Hello, I just have two examples of problems involving tangent lines and equations.

The first, I'm given the equation of a tangent line to a graph, and the point of the graph it touches, then i'm asked to find the derivative.
Here's the actual question:

If y = -10x+16 is an equation of the tangent line to the graph f at the point (5, -34) then what is f`(5)?

Now I thought that the slope of a tangent line = the derivative of the function, so because -10 is a constant, would the answer by 0 through the constant laws, or is it -10, or am I going about this entirely wrong? I would appreciate any help! Thanks.

The second problem asks me to find the tangent line of an equation, given a point of the original function.
Here's the actual question:

Find the equation of the tangent line to y = x⁴-2x³-7x+8 at the point (-1, 17).

My first guess on what to do would be to find the derivative to get the tangent slope. When I do, I get 4x³-6x²-6, but I don't really know where to go from there. I thought a slope had to be a constant. Once again, any help would be greatly appreciated! Thank you all again =)

 

[pappus]

Hello, I just have two examples of problems involving tangent lines and equations.

The first, I'm given the equation of a tangent line to a graph, and the point of the graph it touches, then i'm asked to find the derivative.
Here's the actual question:

If y = -10x+16 is an equation of the tangent line to the graph f at the point (5, -34) then what is f`(5)?

Now I thought that the slope ... is it -10, <--- that's correct!

The second problem asks me to find the tangent line of an equation, given a point of the original function.
Here's the actual question:

Find the equation of the tangent line to y = x⁴-2x³-7x+8 at the point (-1, 17).

My first guess on what to do would be to find the derivative to get the tangent slope. When I do, I get 4x³-6x²-6 <--- well, that's really a near miss
, but I don't really know where to go from there. I thought a slope had to be a constant. Once again, any help would be greatly appreciated! Thank you all again =)

1. In general your considerations are OK:

\(\displaystyle f(x)=x^4-2x^3-7x+8~\implies~\boxed{f'(x)=4x^3-6x^2-7}\)

2. The slope (or gradient) of f at x = -1 is evaluated by

\(\displaystyle f'(-1)=4(-1)^3-6(-1)^2-7=-17\)

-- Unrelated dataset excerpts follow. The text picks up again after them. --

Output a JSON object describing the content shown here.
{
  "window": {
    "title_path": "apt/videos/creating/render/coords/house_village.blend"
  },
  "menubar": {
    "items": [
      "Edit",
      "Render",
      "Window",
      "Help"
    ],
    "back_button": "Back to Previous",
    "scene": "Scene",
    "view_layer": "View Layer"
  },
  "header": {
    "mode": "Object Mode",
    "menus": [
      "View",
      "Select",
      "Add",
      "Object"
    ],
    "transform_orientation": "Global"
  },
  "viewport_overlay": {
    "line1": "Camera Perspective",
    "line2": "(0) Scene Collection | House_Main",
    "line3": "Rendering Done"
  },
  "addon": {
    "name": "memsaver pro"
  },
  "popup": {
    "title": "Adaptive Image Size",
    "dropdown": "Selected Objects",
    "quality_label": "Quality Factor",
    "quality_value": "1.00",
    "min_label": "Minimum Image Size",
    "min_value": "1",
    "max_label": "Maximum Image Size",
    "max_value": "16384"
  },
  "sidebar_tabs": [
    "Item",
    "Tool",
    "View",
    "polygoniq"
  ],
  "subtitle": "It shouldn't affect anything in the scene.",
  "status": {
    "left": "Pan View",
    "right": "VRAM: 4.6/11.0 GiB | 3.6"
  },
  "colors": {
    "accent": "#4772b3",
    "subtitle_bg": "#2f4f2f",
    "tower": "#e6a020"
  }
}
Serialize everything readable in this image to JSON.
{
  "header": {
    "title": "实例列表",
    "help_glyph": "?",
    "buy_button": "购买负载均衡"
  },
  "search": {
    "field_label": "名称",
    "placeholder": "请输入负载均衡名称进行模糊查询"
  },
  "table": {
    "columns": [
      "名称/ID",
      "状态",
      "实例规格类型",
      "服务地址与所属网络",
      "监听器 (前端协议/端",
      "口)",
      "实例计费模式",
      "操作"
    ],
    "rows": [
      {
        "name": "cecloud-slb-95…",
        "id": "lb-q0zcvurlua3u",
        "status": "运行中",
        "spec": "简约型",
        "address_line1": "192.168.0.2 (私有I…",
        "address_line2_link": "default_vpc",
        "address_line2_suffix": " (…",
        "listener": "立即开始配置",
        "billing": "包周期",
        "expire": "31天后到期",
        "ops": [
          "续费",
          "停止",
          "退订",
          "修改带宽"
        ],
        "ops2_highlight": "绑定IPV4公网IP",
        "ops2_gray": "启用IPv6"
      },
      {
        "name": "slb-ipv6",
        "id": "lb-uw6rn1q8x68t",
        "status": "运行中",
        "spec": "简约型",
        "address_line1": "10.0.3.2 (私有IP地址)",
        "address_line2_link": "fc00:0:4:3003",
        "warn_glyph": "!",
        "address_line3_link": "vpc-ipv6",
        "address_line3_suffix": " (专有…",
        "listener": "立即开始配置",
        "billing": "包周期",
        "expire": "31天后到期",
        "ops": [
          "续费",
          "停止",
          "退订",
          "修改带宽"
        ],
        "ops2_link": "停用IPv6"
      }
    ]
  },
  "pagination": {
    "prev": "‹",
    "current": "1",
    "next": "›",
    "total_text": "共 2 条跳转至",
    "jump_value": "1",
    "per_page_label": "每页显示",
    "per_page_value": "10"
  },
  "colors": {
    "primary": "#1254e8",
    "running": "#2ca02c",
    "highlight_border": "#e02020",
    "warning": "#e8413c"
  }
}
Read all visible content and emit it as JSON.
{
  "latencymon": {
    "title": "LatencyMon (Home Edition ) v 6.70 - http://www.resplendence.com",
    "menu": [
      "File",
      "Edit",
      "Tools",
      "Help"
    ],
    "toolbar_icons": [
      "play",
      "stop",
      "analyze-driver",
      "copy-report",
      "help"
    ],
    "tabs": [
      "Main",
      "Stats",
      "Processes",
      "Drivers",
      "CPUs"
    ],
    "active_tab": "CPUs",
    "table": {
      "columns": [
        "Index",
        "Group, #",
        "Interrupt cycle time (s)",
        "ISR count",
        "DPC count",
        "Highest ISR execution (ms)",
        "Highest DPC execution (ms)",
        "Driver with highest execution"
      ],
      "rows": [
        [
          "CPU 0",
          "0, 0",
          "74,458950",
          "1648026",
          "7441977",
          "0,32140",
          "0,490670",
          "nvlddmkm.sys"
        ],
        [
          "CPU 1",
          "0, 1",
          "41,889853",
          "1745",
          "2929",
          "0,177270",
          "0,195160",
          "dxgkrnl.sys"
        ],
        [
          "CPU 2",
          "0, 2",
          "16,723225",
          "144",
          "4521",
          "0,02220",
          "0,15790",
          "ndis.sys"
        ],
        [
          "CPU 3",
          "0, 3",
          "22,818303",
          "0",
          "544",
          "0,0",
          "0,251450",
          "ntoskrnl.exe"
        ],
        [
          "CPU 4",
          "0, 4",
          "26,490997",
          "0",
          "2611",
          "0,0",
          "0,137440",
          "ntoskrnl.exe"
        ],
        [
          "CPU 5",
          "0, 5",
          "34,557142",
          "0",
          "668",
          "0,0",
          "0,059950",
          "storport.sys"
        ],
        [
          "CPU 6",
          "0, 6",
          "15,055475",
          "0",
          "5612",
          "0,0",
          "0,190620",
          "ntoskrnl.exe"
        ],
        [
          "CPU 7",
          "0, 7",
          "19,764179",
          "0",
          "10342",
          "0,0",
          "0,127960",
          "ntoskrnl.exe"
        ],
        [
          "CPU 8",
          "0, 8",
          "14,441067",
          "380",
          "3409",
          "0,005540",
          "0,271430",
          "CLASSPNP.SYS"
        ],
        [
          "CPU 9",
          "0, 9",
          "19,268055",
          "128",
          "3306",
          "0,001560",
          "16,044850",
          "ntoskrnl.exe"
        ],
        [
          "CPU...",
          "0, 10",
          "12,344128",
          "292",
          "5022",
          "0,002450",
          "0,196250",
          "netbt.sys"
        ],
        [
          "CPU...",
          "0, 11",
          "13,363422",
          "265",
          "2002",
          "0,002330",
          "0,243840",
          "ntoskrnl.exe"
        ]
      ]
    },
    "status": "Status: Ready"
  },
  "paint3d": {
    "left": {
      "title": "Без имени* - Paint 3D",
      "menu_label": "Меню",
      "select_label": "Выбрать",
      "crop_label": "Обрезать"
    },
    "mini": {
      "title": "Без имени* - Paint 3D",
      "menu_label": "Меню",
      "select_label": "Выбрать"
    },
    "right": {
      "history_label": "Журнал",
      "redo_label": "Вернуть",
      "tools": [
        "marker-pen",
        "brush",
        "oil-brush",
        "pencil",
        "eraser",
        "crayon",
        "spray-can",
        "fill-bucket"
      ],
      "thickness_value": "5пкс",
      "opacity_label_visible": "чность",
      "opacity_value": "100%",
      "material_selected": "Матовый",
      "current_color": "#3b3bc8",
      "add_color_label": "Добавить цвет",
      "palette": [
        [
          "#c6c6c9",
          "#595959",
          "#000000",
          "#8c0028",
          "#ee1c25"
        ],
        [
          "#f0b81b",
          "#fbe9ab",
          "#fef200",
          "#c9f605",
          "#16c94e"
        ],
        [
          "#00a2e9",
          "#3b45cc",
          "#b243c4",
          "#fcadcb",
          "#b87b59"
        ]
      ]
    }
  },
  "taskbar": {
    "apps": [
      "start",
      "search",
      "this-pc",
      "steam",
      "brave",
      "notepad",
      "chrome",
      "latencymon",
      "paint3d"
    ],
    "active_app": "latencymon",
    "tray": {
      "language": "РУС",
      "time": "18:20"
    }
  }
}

3. Now you know the coordinates of a point of the tangent and the slope of the tangent. Use the point-slope-form of the equation of a line: If the straight line passes through \(\displaystyle P(x_1, y_1)\) and has the slope m then the equation of the line is:

\(\displaystyle (y-y_1)=m(x-x_1)\)

Plug in the values you know to determine the equation of the line.

4. You should come out with y = -17x